Полная версия:
Вокруг света на «Коршуне»
С самым невозмутимым видом стоял он, имея в зубах маленькую глиняную трубочку, всматривался в плоские, низкие очертания берегов и по временам отрывисто и лаконично, точно лаясь, говорил вахтенному офицеру, каким курсом надо держать.
Чем дальше поднимался корвет по реке, тем оживленнее была картина реки и ее берегов. То и дело мелькали красивые города в зелени, поселки и фермы. А на реке, мутной, почти грязной, чувствовалась близость мирового торгового города. Суда всевозможных конструкций и величин, начиная с громадных океанских пароходов и больших индийских парусных хлопчатобумажников[65] и кончая маленькими клиперами и шхунами, поднимались и спускались по реке – под парами, под парусами и, наконец, буксируемые маленькими пароходиками.
Приближаясь к Лондону, «Коршун» все больше и больше встречал судов, и река становилась шумнее и оживленнее. Клубы дыма с заводов, с фабрик, с пароходов поднимались кверху, застилая небо. Когда корвет, подвигаясь самым тихим ходом среди чащи судов, бросил якорь против небольшого, утопавшего в зелени городка Гревзенда, солнце казалось каким-то медным, тусклым пятном.
А корабли все шли да шли, направляясь к Лондону, и казалось, конца им не будет. Впереди виднелся лес мачт.
Володя в первые минуты был ошеломлен. Эта масса судов всевозможных стран, эти снующие пароходики и шлюпки, эта кипучая деятельность казались чем-то сказочным для русского юноши… И это только, так сказать, у порога Лондона. Что же там, в самом Лондоне?
В тот же вечер решено было ранним утром отправиться в Лондон. «Коршун» должен был простоять в Гревзенде десять дней – необходимо было сделать кое-какие запасные части машины – и потому желающим офицерам и гардемаринам разрешено было, разделившись на две смены, отправиться в Лондон. Каждой смене можно было пробыть пять дней.
По жребию Ашанину досталось ехать в первой очереди.
Рано утром веселая и оживленная компания моряков с «Коршуна», одетых в штатское платье, была в Гревзенде. В Лондон решено было ехать по железной дороге, а оттуда на пароходе, чтобы увидать реку у самого Лондона. Торопливо взяли билеты… Примчался поезд… Остановка одна минута… и наши моряки, бросившись в вагон, помчались в Лондон со скоростью восьмидесяти верст в час.
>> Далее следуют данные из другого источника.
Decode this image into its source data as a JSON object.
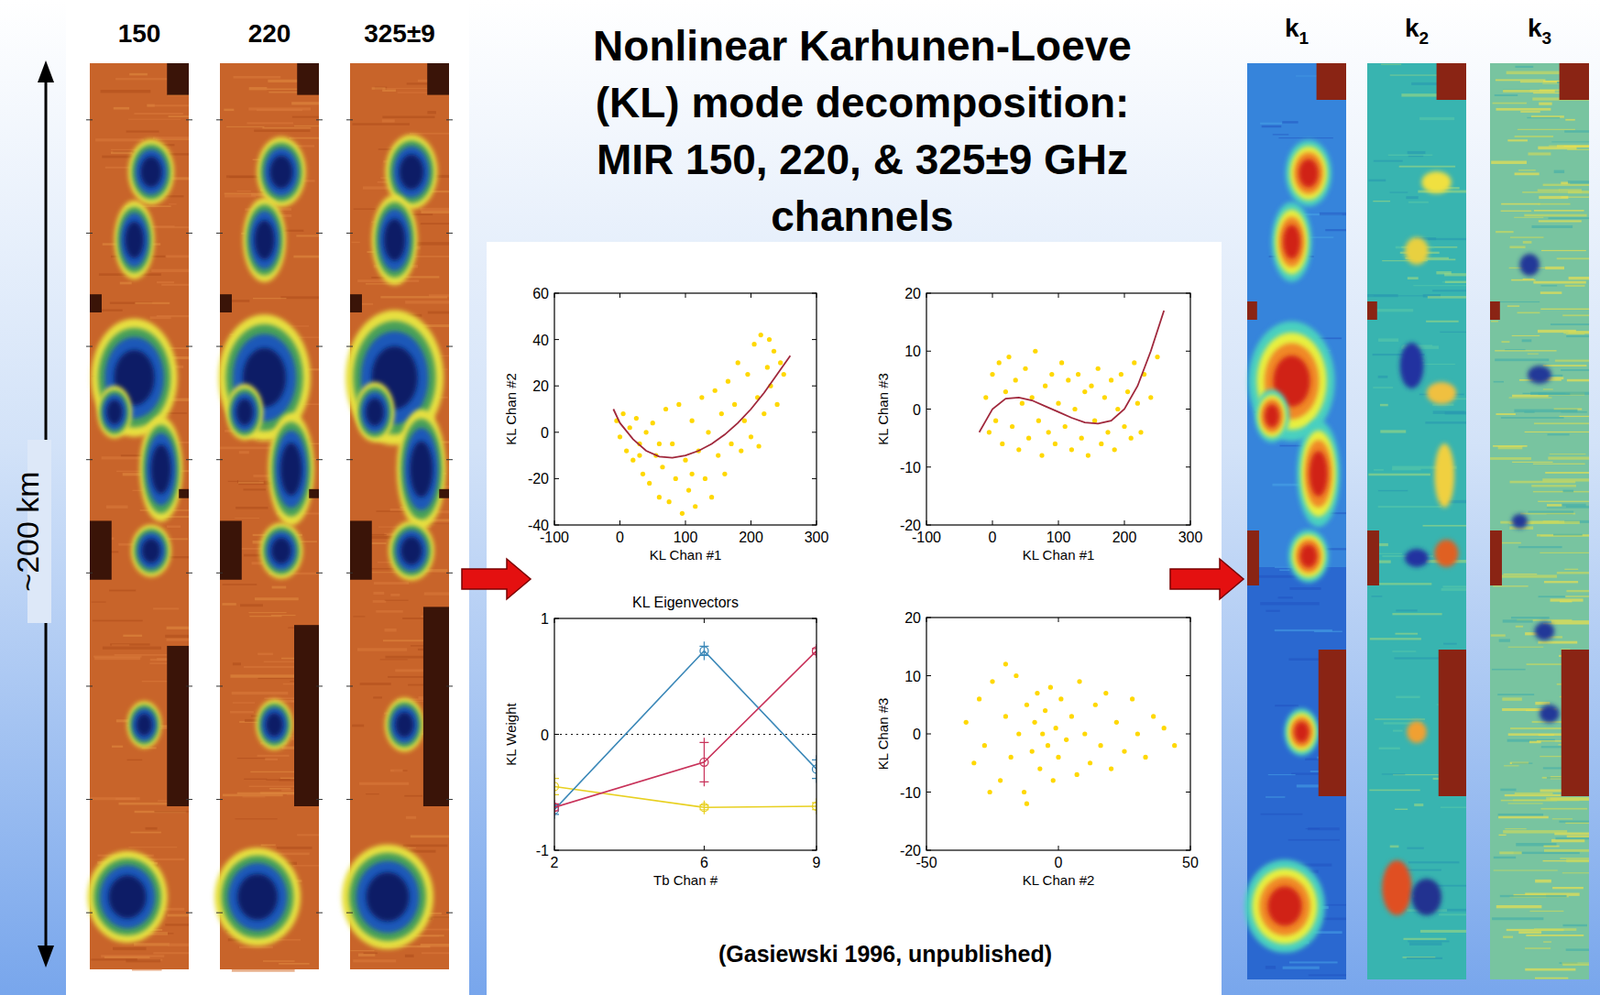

Радостно-взволнованный ехал Ашанин. И эти невозмутимые физиономии молчаливых англичан, едущих в свои конторы с свежими газетами в руках, и мелькающие коттеджи, и эта быстрота езды, и минутные остановки на станциях, где мальчишки, газетные разносчики, выкрикивали названия газет, пробегая мимо окон вагонов, – все обращало на себя его внимание.
Лондон положительно ошеломил его своей, несколько мрачной, подавляющей грандиозностью и движением на улицах толпы куда-то спешивших людей, деловитых, серьезных и с виду таких же неприветливых, как и эти прокоптелые серые здания и как самая погода: серая, пронизывающая, туманная, заставляющая зажигать газ на улицах и в витринах магазинов чуть ли не с утра. Во все время пребывания в Лондоне Володя ни разу не видел солнца, а если и видел, то оно казалось желтым пятном сквозь густую сетку дыма и тумана.
Этот громадный муравейник людей, производящих колоссальную работу, делал впечатление чего-то сильного, могучего и в то же время страшного. Чувствовалось, что здесь, в этой кипучей деятельности, страшно напрягаются силы в борьбе за существование, и горе слабому – колесо жизни раздавит его, и, казалось, никому не будет до этого дела. Торжествуй, крепкий и сильный, и погибай, слабый и несчастный…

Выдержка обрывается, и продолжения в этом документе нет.